SFSI affiliate wins “Best Article Award for 2018” for paper linking GHG emissions and diet – Sustainable Food Systems Initiative

SFSI affiliate wins “Best Article Award for 2018” for paper linking GHG emissions and diet

A study led by SFSI affiliate Dr. Martin Heller, researcher at the Center for Sustainable Systems, has won Best Article Award for 2018, chosen from a shortlist of the most outstanding articles published last year by Environmental Research Letters. Congratulations, all!

Greenhouse gas emissions and energy use associated with production of individual self-selected US diets

Authors: SFSI Faculty Affiliate Martin Heller and Amelia Willits-Smith, Robert Meyer, Gregory A Keoleian, and Donald Rose
Published March 2018 in Environmental Research Letters

Human food systems are a key contributor to climate change and other environmental concerns. While the environmental impacts of diets have been evaluated at the aggregate level, few studies, and none for the US, have focused on individual self-selected diets. Such work is essential for estimating a distribution of impacts, which, in turn, is key to recommending policies for driving consumer demand towards lower environmental impacts.

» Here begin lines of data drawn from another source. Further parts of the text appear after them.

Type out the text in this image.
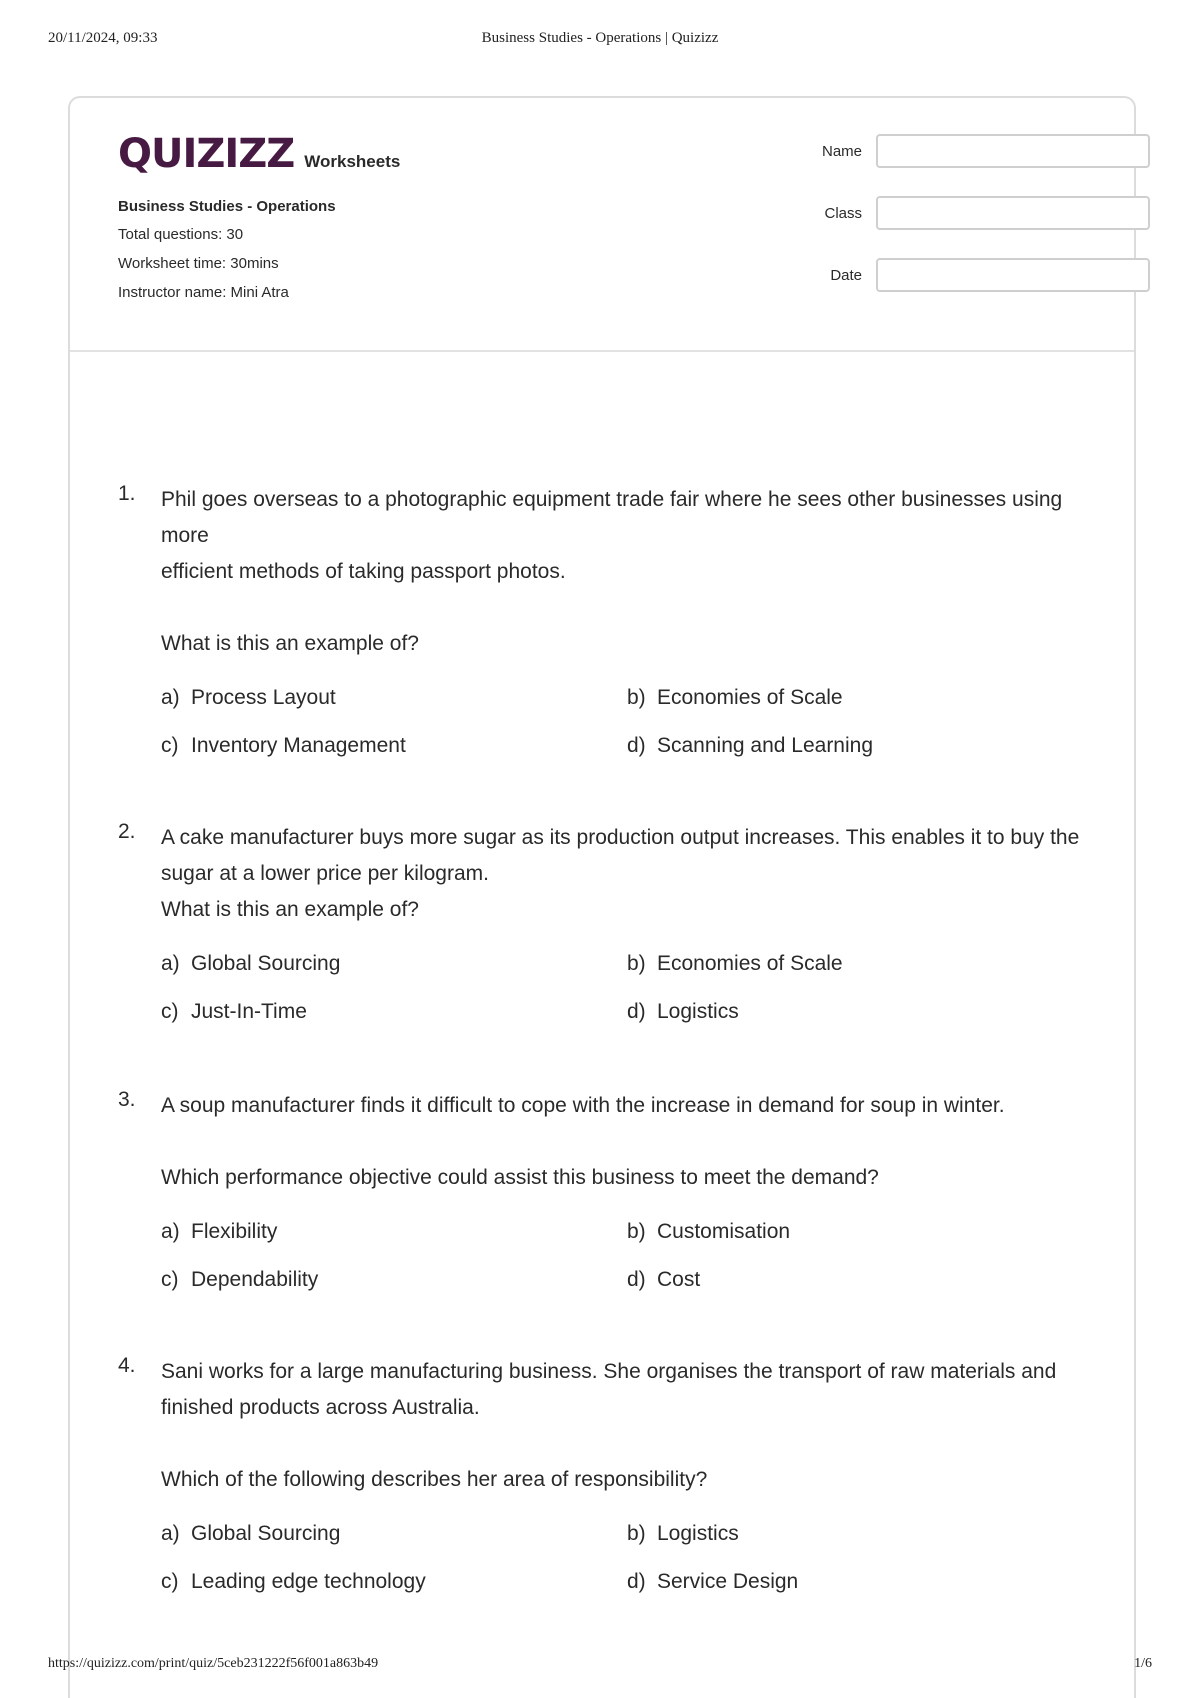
20/11/2024, 09:33	Business Studies - Operations | Quizizz
QUIZIZZ Worksheets
Business Studies - Operations
Total questions: 30
Worksheet time: 30mins
Instructor name: Mini Atra
Name
Class
Date
1. Phil goes overseas to a photographic equipment trade fair where he sees other businesses using more
efficient methods of taking passport photos.
What is this an example of?
a) Process Layout	b) Economies of Scale
c) Inventory Management	d) Scanning and Learning
2. A cake manufacturer buys more sugar as its production output increases. This enables it to buy the sugar at a lower price per kilogram.
What is this an example of?
a) Global Sourcing	b) Economies of Scale
c) Just-In-Time	d) Logistics
3. A soup manufacturer finds it difficult to cope with the increase in demand for soup in winter.
Which performance objective could assist this business to meet the demand?
a) Flexibility	b) Customisation
c) Dependability	d) Cost
4. Sani works for a large manufacturing business. She organises the transport of raw materials and finished products across Australia.
Which of the following describes her area of responsibility?
a) Global Sourcing	b) Logistics
c) Leading edge technology	d) Service Design
https://quizizz.com/print/quiz/5ceb231222f56f001a863b49	1/6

To estimate the impact of US dietary choices on greenhouse gas emissions (GHGE) and energy demand, we built a food impacts database from an exhaustive review of food life cycle assessment (LCA) studies and linked it to over 6000 as-consumed foods and dishes from 1 day dietary recall data on adults (N = 16 800) in the nationally representative 2005–2010 National Health and Nutrition Examination Survey. Food production impacts of US self-selected diets averaged 4.7 kg CO2 eq. person−1 day−1 (95% CI: 4.6–4.8) and 25.2 MJ non-renewable energy demand person−1 day−1 (95% CI: 24.6–25.8). As has been observed previously, meats and dairy contribute the most to GHGE and energy demand of US diets; however, beverages also emerge in this study as a notable contributor.

Although linking impacts to diets required the use of many substitutions for foods with no available LCA studies, such proxy substitutions accounted for only 3% of diet-level GHGE. Variability across LCA studies introduced a ±19% range on the mean diet GHGE, but much of this variability is expected to be due to differences in food production locations and practices that can not currently be traced to individual dietary choices. When ranked by GHGE, diets from the top quintile accounted for 7.9 times the GHGE as those from the bottom quintile of diets. Our analyses highlight the importance of utilizing individual dietary behaviors rather than just population means when considering diet shift scenarios.